Let $ G $ be a (non-abelian) simple finite group. Then the image of a degree $ d $ representation $ \pi: A \to U_d $ always lies in $ SU_d $.
Indeed this is true even if $ G $ is quasisimple.
What if $ G $ is almost simple? It seems obvious that this would no longer be true. For a reducible representation this is easy to show. The natural permutation representation $ \pi: S_5 \to U_5 $ has half matrices $ det=-1 $ thus is not contained in $ SU_5 $.
It seems almost ridiculous to ask this because I think a counterexample should be obvious but I can't think of one:
What is an example of a faithful degree $ d $ irreducible representation $ \pi: G \to U_d $ of an almost simple finite group $ G $ whose image is not in $ SU_d $?

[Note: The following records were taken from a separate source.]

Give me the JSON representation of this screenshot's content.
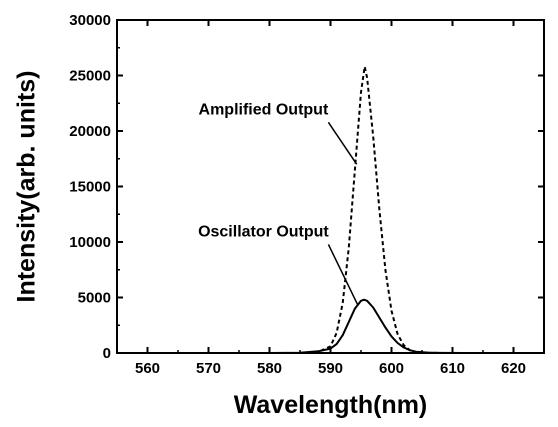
{
  "chart_data": {
    "type": "line",
    "title": "",
    "xlabel": "Wavelength(nm)",
    "ylabel": "Intensity(arb. units)",
    "xlim": [
      555,
      625
    ],
    "ylim": [
      0,
      30000
    ],
    "xticks": [
      560,
      570,
      580,
      590,
      600,
      610,
      620
    ],
    "yticks": [
      0,
      5000,
      10000,
      15000,
      20000,
      25000,
      30000
    ],
    "grid": false,
    "series": [
      {
        "name": "Amplified Output",
        "style": "dashed",
        "color": "#000000",
        "x": [
          585,
          588,
          590,
          591,
          592,
          593,
          594,
          595,
          595.6,
          596,
          597,
          598,
          599,
          600,
          601,
          602,
          603,
          604,
          606,
          608,
          610
        ],
        "y": [
          0,
          100,
          600,
          1800,
          4500,
          9500,
          16500,
          23500,
          25800,
          24800,
          19500,
          13000,
          7500,
          3800,
          1700,
          700,
          250,
          80,
          20,
          0,
          0
        ]
      },
      {
        "name": "Oscillator Output",
        "style": "solid",
        "color": "#000000",
        "x": [
          555,
          580,
          585,
          588,
          590,
          591,
          592,
          593,
          594,
          595,
          595.5,
          596,
          597,
          598,
          599,
          600,
          601,
          602,
          603,
          604,
          606,
          608,
          612,
          625
        ],
        "y": [
          0,
          0,
          30,
          150,
          400,
          800,
          1600,
          2800,
          4000,
          4700,
          4800,
          4700,
          4100,
          3200,
          2300,
          1500,
          900,
          500,
          250,
          120,
          40,
          10,
          0,
          0
        ]
      }
    ],
    "annotations": [
      {
        "text": "Amplified Output",
        "target": [
          594.3,
          17000
        ],
        "label_anchor": [
          579,
          21500
        ]
      },
      {
        "text": "Oscillator Output",
        "target": [
          594.5,
          4300
        ],
        "label_anchor": [
          579,
          10500
        ]
      }
    ]
  }
}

The obvious first place to look is the faithful irreps of $ S_5 $. These all map into $ O_4, O_5 $ or $ O_6 $. However it's not obvious to me whether or not these map into $ SO_4,SO_5,SO_6 $.
Best Answer
Answer from Derek Holt given in the comments:
The conjugacy class of (1,2) in $ S_5 $ has character value $ 2 $. Since $ (1,2) $ is an involution all its eigenvalues are $ \pm 1 $. Since the four eigenvalues sum to $ 2 $ and are all $ \pm 1 $ they must be $ 1,1,1,-1 $ and thus the image of $ (1,2) $ in such a representation must have determinant $ -1 $, in other words it must be in $ O_4(\mathbb{R}) $ not in $ SO_4(\mathbb{R}) $.
Here is a concrete example. The matrices $ F_1,F_2',F_3' $ in
https://arxiv.org/abs/hep-th/9905212
generate a 4d irrep of $ A_5 $. Adding in the matrix $ CNOT=\overline{\zeta_8} F' $ (just $ F' $ from top of page 7 but without the phase) $$ CNOT:=\begin{bmatrix} 1 & 0 & 0 & 0\\ 0 & 1 & 0 & 0 \\ 0 & 0 & 0 & 1 \\ 0 & 0 & 1 & 0 \end{bmatrix} $$
generates a 4d irrep of $ S_5 $ where the det 1 subgroup is exactly $ A_5 $ and the rest of $ S_5 $ all has determinant $ -1 $.